Every countably infinite linear order $L$ has a copy of $\omega$ or $\omega^{op}$. I'm interested in different kinds of proofs of this fact.

One I came up with is: pick $x_0 \in L$. Wlog $[x_0, +\infty)$ is infinite. If there is no maximum element, it is easy to embed $\omega$ by recursion. Else, let $M$ be the maximum and embed $[x_0, M]$ into $[0,1]$ fixing the endpoints. By sequential compactness there will be a limit point. So to one of the sides of that limit point there will be infinitely many points of our set and we can keep picking points closer and closer to it to get either $\omega$ or $\omega^{op}$.
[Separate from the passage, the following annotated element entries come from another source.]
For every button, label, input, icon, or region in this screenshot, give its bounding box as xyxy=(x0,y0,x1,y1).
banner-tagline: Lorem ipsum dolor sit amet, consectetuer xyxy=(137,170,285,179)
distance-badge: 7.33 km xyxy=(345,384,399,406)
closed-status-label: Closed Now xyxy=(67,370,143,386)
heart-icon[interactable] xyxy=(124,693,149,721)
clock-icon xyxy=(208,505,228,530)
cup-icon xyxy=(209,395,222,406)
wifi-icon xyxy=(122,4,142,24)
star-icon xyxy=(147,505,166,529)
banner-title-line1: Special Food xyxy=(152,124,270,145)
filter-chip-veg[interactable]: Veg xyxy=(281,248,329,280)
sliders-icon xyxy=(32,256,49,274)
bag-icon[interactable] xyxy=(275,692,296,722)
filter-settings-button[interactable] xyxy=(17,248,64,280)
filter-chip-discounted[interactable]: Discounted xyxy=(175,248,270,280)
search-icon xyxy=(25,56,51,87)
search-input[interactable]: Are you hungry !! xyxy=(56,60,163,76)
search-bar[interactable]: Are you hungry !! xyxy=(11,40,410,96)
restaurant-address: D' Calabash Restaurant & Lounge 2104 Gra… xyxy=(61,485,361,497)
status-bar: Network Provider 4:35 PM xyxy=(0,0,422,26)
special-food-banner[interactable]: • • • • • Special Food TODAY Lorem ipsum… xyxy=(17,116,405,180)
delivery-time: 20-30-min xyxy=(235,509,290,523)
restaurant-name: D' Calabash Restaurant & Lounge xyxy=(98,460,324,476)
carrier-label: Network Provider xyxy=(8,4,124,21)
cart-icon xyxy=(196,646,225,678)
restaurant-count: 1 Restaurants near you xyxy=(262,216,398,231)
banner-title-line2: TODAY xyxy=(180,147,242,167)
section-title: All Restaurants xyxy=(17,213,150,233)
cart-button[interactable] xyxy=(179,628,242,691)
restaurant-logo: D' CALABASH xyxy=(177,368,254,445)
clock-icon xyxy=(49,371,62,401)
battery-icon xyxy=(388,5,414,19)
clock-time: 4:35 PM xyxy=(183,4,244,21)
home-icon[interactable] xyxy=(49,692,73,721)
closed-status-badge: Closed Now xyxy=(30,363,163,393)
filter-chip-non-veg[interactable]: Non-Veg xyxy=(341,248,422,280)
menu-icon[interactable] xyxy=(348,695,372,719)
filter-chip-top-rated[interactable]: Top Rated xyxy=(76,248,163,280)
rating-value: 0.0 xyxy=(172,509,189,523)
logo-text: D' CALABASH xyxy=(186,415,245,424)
I find this proof a bit ugly. What are other ways to prove this?

Answer 1

You can use Ramsey's theorem. Enumerate $L = \{x_n:n\in \omega\}$ and color an edge $\{x_n,x_m\}$ of the complete graph on $L$ red if $x_n < x_m$ for $n<m$ (i.e. their order agrees with the order of their index), otherwise blue. Ramsey's theorem says there is an infinite subset $L'\subseteq L$ such that all edges between points in $L'$ have the same color. The points in $L'$, listed in order of increasing index, will be an infinite increasing or decreasing sequence.

Answer 2

If $L$ contains no copy of $\omega^{op}$ it is wellfounded. An infinite wellorder always has an initial segment isomorphic to $\omega$.